In Nagy, the Court had found that the executors showed a past lack of diligence to their duties, and a present and continuing lack of understanding of the steps required for them to discharge those duties. There was good evidence for this finding. The executors were two children of a deceased mother with 9 children, 7 of whom were included in her will. Their mother’s Will had been executed in 1983, and she had died in 2012. The executors – one of whom was also a beneficiary – did not apply for letters probate until February of 2021. Once they had acquired letters probate, they proceeded to distribute the majority of the estate. However the remaining beneficiaries had had enough of the continued inaction.

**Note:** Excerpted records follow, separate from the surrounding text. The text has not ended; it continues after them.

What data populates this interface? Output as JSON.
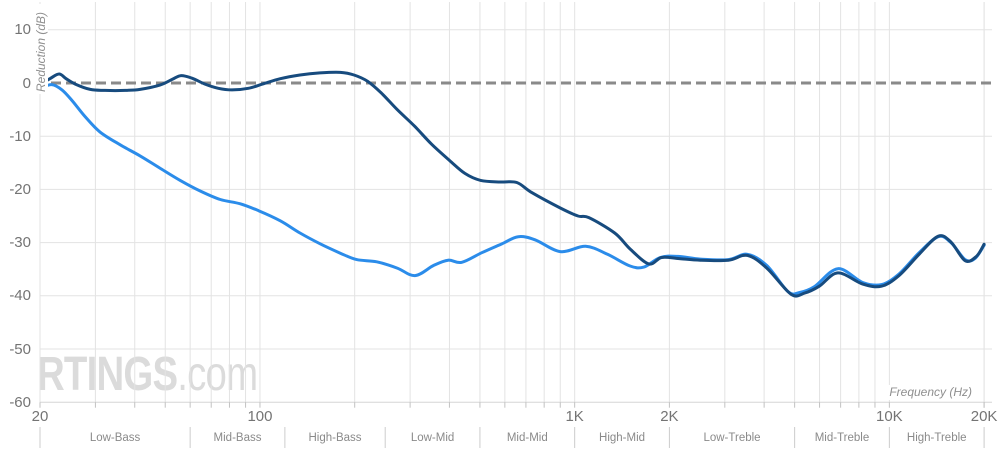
{
  "watermark": {
    "brand": "RTINGS",
    "suffix": ".com"
  },
  "colors": {
    "background": "#ffffff",
    "gridline": "#e3e3e3",
    "axis_line": "#d6d6d6",
    "minor_tick": "#c2c2c2",
    "band_separator": "#cccccc",
    "zero_dash": "#8a8a8a",
    "tick_text": "#747474",
    "band_text": "#8a8a8a",
    "axis_label_text": "#8f8f8f",
    "watermark_text": "#dbdbdb",
    "dark_blue": "#174b7e",
    "light_blue": "#2b8cea"
  },
  "chart_data": {
    "type": "line",
    "xlabel": "Frequency (Hz)",
    "ylabel": "Reduction (dB)",
    "x_scale": "log",
    "xlim": [
      20,
      20000
    ],
    "ylim": [
      -60,
      15.6
    ],
    "grid": true,
    "zero_line": {
      "value": 0,
      "style": "dashed"
    },
    "y_ticks": [
      {
        "value": 10,
        "label": "10"
      },
      {
        "value": 0,
        "label": "0"
      },
      {
        "value": -10,
        "label": "-10"
      },
      {
        "value": -20,
        "label": "-20"
      },
      {
        "value": -30,
        "label": "-30"
      },
      {
        "value": -40,
        "label": "-40"
      },
      {
        "value": -50,
        "label": "-50"
      },
      {
        "value": -60,
        "label": "-60"
      }
    ],
    "x_ticks": [
      {
        "value": 20,
        "label": "20"
      },
      {
        "value": 100,
        "label": "100"
      },
      {
        "value": 1000,
        "label": "1K"
      },
      {
        "value": 2000,
        "label": "2K"
      },
      {
        "value": 10000,
        "label": "10K"
      },
      {
        "value": 20000,
        "label": "20K"
      }
    ],
    "bands": [
      {
        "label": "Low-Bass",
        "from": 20,
        "to": 60
      },
      {
        "label": "Mid-Bass",
        "from": 60,
        "to": 120
      },
      {
        "label": "High-Bass",
        "from": 120,
        "to": 250
      },
      {
        "label": "Low-Mid",
        "from": 250,
        "to": 500
      },
      {
        "label": "Mid-Mid",
        "from": 500,
        "to": 1000
      },
      {
        "label": "High-Mid",
        "from": 1000,
        "to": 2000
      },
      {
        "label": "Low-Treble",
        "from": 2000,
        "to": 5000
      },
      {
        "label": "Mid-Treble",
        "from": 5000,
        "to": 10000
      },
      {
        "label": "High-Treble",
        "from": 10000,
        "to": 20000
      }
    ],
    "series": [
      {
        "name": "light_blue",
        "color": "#2b8cea",
        "points": [
          [
            20,
            -1.0
          ],
          [
            21.8,
            -0.3
          ],
          [
            23.5,
            -1.3
          ],
          [
            25.3,
            -3.3
          ],
          [
            27.8,
            -6.3
          ],
          [
            31,
            -9.2
          ],
          [
            35.9,
            -11.6
          ],
          [
            41.6,
            -13.7
          ],
          [
            48.1,
            -16.0
          ],
          [
            55.8,
            -18.3
          ],
          [
            64.6,
            -20.3
          ],
          [
            74.8,
            -21.9
          ],
          [
            86.6,
            -22.7
          ],
          [
            99,
            -24.0
          ],
          [
            116,
            -25.9
          ],
          [
            134,
            -28.2
          ],
          [
            155,
            -30.2
          ],
          [
            180,
            -32.0
          ],
          [
            203,
            -33.2
          ],
          [
            235,
            -33.6
          ],
          [
            273,
            -34.8
          ],
          [
            311,
            -36.2
          ],
          [
            356,
            -34.3
          ],
          [
            396,
            -33.3
          ],
          [
            438,
            -33.7
          ],
          [
            507,
            -31.9
          ],
          [
            588,
            -30.2
          ],
          [
            662,
            -28.9
          ],
          [
            750,
            -29.5
          ],
          [
            900,
            -31.7
          ],
          [
            1083,
            -30.7
          ],
          [
            1272,
            -32.2
          ],
          [
            1500,
            -34.4
          ],
          [
            1660,
            -34.6
          ],
          [
            1870,
            -32.8
          ],
          [
            2130,
            -32.6
          ],
          [
            2510,
            -33.1
          ],
          [
            3080,
            -33.2
          ],
          [
            3540,
            -32.2
          ],
          [
            4080,
            -34.3
          ],
          [
            4760,
            -39.2
          ],
          [
            5170,
            -39.4
          ],
          [
            5770,
            -38.3
          ],
          [
            6860,
            -34.9
          ],
          [
            8230,
            -37.5
          ],
          [
            9440,
            -37.9
          ],
          [
            10730,
            -35.9
          ],
          [
            12430,
            -31.9
          ],
          [
            14300,
            -28.9
          ],
          [
            15700,
            -30.0
          ],
          [
            17400,
            -33.2
          ],
          [
            18700,
            -33.0
          ],
          [
            20000,
            -30.5
          ]
        ]
      },
      {
        "name": "dark_blue",
        "color": "#174b7e",
        "points": [
          [
            20,
            -0.3
          ],
          [
            21.5,
            0.8
          ],
          [
            23,
            1.7
          ],
          [
            24.2,
            0.8
          ],
          [
            25.9,
            -0.2
          ],
          [
            28.9,
            -1.2
          ],
          [
            32.2,
            -1.4
          ],
          [
            37.3,
            -1.4
          ],
          [
            41.6,
            -1.2
          ],
          [
            48.1,
            -0.4
          ],
          [
            52.7,
            0.7
          ],
          [
            56.2,
            1.4
          ],
          [
            60.8,
            0.9
          ],
          [
            66.9,
            -0.2
          ],
          [
            73.7,
            -1.0
          ],
          [
            81.5,
            -1.3
          ],
          [
            91.8,
            -1.0
          ],
          [
            101.9,
            -0.2
          ],
          [
            116,
            0.8
          ],
          [
            134,
            1.5
          ],
          [
            155,
            1.9
          ],
          [
            180,
            2.0
          ],
          [
            199,
            1.5
          ],
          [
            220,
            0.3
          ],
          [
            244,
            -2.0
          ],
          [
            273,
            -5.0
          ],
          [
            311,
            -8.2
          ],
          [
            351,
            -11.5
          ],
          [
            401,
            -14.6
          ],
          [
            448,
            -17.0
          ],
          [
            503,
            -18.3
          ],
          [
            580,
            -18.6
          ],
          [
            655,
            -18.7
          ],
          [
            731,
            -20.6
          ],
          [
            900,
            -23.5
          ],
          [
            1025,
            -25.0
          ],
          [
            1110,
            -25.3
          ],
          [
            1340,
            -28.2
          ],
          [
            1500,
            -31.2
          ],
          [
            1720,
            -34.0
          ],
          [
            1890,
            -32.8
          ],
          [
            2150,
            -33.0
          ],
          [
            2510,
            -33.3
          ],
          [
            3080,
            -33.3
          ],
          [
            3540,
            -32.4
          ],
          [
            4080,
            -34.8
          ],
          [
            4870,
            -39.7
          ],
          [
            5380,
            -39.5
          ],
          [
            5990,
            -38.2
          ],
          [
            6860,
            -35.7
          ],
          [
            8230,
            -37.8
          ],
          [
            9440,
            -38.2
          ],
          [
            10730,
            -36.2
          ],
          [
            12430,
            -32.2
          ],
          [
            14300,
            -28.8
          ],
          [
            15700,
            -29.9
          ],
          [
            17400,
            -33.4
          ],
          [
            18900,
            -32.6
          ],
          [
            20000,
            -30.3
          ]
        ]
      }
    ]
  }
}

The Court considered what constituted failure to “administer the estate in a reasonable and prudent manner” and whether the appointed executor’s “removal…would be in the best interests of those persons interested in the estate.” The Court was particularly concerned with the threat to the estate if the appointed executors were not removed. The Court said that the emphasis of an application for the removal of an executor should be on the future administration of the estate and the risks it would be exposed to if the appointed current executors continue to administer it. Removal is not meant to be a punishment for past misconduct, but an action to protect the assets of the estate and the beneficiaries’ interests therein.
The Court determined that the appointed executors failed to apply for probate within the statutorily outlined period due to a lack of attention to the administration of the estate and their duties as executors, failed to open an estate account until after they received letters probate which occurred 8 years after the testator’s death, submitted unacceptably vague and approximated accounting without receipts, failed to file estate tax returns, and lived rent free in estate property. This, in conjunction with the lack of an estate account after 9 years of revenue and expenses failed to pass the requirement that a trustee exercise the degree of care, skill, and diligence that a person of ordinary prudence would exercise, having regard to the skill, experience, and qualifications of the trustee.
The Court noted that the overarching responsibility of an executor is to safeguard the estate for the beneficiaries, and as such, the voices of the beneficiaries should be heard, especially as the surviving non-executor beneficiaries in this case had decided to sign a Renunciation and Consent in support of the application for the removal of the appointed executors. The Court reiterated that the onus of proving that the removal is necessary lies with the one seeking the removal. The Court in this case determined that the applicant had met the burden, and that the removal of the chosen executors was in the best interests of the beneficiaries.
The expectations of a testator in Ontario are akin to those in Saskatchewan, so this case may be an illustrative example to those dealing with unreasonable executors as to when the Court will step in to remove an executor.